Sabtu 9 Rabi'uts Tsani 1446 - 12 Oktober 2024
Indonesian

Waktu melempar Jumrah

Pertanyaan

Saya ingin mengetahui batasan waktu melempar jumrah, permulaan dan akhirnya

Teks Jawaban

Alhamdulillah.

Syekh Ibnu Utsaimin rahimahullah mengatakan, “Waktu melempar jumroh Aqobah pada hari ied untuk yang mampu dan kuat semenjak terbit matahari pada hari raya (ied adha) sementara untuk lainnya dari kalangan lemah dan yang tidak mampu berdesakan dengan orang-orang dari kalangan anak-anak dan para wanita. Waktu untuk mereka semenjak akhir malam. Dimana dahulu Asma’ binti Abu Bakar –radhiallahuanha- menunggu terbenamnya bulan waktu malam ied (hari raya). Ketika telah terbenam, maka beliau berangkat dari Muzdalifah menuju ke Mina. Dan melempar Jumroh. Sementara waktu terakhirnya sampai terbenan matahari pada hari ied (raya adha). Kalau penuh sesak atau tempatnya jauh dari jamroh, dan dia ingin mengakhirkan sampai malam, maka hal itu tidak mengapa. Akan tetapi jangan diakhirkan sampai terbit fajar pada hari kesebelas.

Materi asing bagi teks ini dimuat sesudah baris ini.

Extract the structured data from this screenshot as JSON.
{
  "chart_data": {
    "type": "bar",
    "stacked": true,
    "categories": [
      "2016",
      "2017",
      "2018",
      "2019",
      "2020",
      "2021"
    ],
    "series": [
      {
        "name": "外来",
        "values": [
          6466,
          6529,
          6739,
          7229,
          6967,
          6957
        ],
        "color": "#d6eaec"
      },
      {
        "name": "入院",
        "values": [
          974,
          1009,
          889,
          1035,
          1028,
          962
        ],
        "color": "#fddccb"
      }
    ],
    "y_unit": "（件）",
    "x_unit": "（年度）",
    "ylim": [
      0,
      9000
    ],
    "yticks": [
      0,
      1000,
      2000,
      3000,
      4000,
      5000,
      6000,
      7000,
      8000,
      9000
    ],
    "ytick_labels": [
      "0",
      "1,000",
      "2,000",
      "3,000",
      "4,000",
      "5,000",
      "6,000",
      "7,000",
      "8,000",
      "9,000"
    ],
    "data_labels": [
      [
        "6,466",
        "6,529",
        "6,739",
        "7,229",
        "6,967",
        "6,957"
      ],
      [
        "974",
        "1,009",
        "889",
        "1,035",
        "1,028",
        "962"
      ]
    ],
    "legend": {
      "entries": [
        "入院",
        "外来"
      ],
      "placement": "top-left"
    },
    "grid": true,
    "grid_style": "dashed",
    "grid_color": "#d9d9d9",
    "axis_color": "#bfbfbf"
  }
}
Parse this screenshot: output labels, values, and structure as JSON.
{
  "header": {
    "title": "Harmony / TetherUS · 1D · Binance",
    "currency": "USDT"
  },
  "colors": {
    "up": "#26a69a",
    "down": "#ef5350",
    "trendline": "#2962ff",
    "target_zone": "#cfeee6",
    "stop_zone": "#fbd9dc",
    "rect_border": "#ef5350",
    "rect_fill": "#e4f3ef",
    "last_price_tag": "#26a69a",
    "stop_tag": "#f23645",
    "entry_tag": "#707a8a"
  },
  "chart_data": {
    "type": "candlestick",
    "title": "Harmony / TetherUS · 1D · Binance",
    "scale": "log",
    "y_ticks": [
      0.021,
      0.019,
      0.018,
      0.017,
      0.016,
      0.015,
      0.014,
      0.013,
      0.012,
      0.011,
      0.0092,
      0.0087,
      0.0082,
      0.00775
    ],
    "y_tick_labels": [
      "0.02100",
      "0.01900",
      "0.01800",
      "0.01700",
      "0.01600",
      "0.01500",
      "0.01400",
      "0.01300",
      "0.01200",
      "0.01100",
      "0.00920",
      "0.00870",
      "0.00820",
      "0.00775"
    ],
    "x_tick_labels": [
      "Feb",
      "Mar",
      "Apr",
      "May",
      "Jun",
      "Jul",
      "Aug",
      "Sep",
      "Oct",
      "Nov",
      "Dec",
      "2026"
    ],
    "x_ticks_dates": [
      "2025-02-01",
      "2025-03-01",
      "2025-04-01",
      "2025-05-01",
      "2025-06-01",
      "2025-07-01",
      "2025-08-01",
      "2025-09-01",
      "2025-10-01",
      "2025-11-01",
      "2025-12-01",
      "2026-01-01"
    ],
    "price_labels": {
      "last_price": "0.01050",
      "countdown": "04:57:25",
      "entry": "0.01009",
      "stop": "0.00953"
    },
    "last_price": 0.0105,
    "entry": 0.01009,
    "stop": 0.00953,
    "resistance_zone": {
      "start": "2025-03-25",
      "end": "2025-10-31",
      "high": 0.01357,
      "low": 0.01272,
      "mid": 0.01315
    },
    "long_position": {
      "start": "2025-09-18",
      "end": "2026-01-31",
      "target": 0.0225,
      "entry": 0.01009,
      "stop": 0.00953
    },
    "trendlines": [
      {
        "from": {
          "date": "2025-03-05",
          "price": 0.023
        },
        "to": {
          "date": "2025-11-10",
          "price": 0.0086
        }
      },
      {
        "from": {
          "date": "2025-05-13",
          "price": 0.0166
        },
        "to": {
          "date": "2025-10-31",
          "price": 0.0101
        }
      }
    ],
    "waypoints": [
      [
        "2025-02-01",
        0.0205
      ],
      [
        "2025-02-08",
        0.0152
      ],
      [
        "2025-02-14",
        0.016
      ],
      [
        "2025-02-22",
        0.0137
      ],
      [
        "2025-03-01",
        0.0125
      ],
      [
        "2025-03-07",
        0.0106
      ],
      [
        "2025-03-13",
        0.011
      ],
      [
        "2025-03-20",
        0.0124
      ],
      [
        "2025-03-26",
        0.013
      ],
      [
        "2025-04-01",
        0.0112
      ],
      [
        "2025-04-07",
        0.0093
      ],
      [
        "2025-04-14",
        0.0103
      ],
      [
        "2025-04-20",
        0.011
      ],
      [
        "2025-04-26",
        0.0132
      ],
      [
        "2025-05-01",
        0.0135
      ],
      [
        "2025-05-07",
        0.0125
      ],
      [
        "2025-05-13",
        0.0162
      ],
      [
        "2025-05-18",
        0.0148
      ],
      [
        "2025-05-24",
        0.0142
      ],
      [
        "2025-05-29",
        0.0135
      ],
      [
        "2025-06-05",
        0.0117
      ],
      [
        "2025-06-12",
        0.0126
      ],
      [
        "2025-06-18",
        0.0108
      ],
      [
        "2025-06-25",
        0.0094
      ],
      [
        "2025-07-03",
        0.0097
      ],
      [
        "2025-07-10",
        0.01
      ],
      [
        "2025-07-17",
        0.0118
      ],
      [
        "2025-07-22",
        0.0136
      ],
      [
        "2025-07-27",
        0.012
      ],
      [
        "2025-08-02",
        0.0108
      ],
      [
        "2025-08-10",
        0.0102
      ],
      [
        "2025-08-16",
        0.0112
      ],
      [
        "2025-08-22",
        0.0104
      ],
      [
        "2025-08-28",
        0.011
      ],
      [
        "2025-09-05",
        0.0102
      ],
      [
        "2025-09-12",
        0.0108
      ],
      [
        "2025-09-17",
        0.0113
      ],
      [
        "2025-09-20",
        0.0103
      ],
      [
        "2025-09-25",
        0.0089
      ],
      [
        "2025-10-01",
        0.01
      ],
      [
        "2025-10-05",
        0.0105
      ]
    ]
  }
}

Sementara terkait dengan melempar jumroh pada hari-hari tasyriq yaitu hari kesebelas, dua belas dan tiga belas. Permulaan melempar semenjak tergelincirnya matahari atau semenjak pertengahan hari ketika masuk waktu duhur sampai malam hari. Kalau ada kesulitan karena penuh sesak atau faktor lainnya, maka tidak mengapa melempar malam hari sampai terbit fajar. Tidak diperbolehkan untuk melempar pada hari kesebelas, dua belas dan tiga belas sebelum tergelincir matahari. Karena Rasulullah sallallahu alaihi wa sallam tidak melempar (jumroh) melainkan setelah tergelincir matahari. Dan beliau mengatakan kepada orang-orang:

خذوا عني مناسككم

“Ambillah tata cara manasik anda semua dari diriku.”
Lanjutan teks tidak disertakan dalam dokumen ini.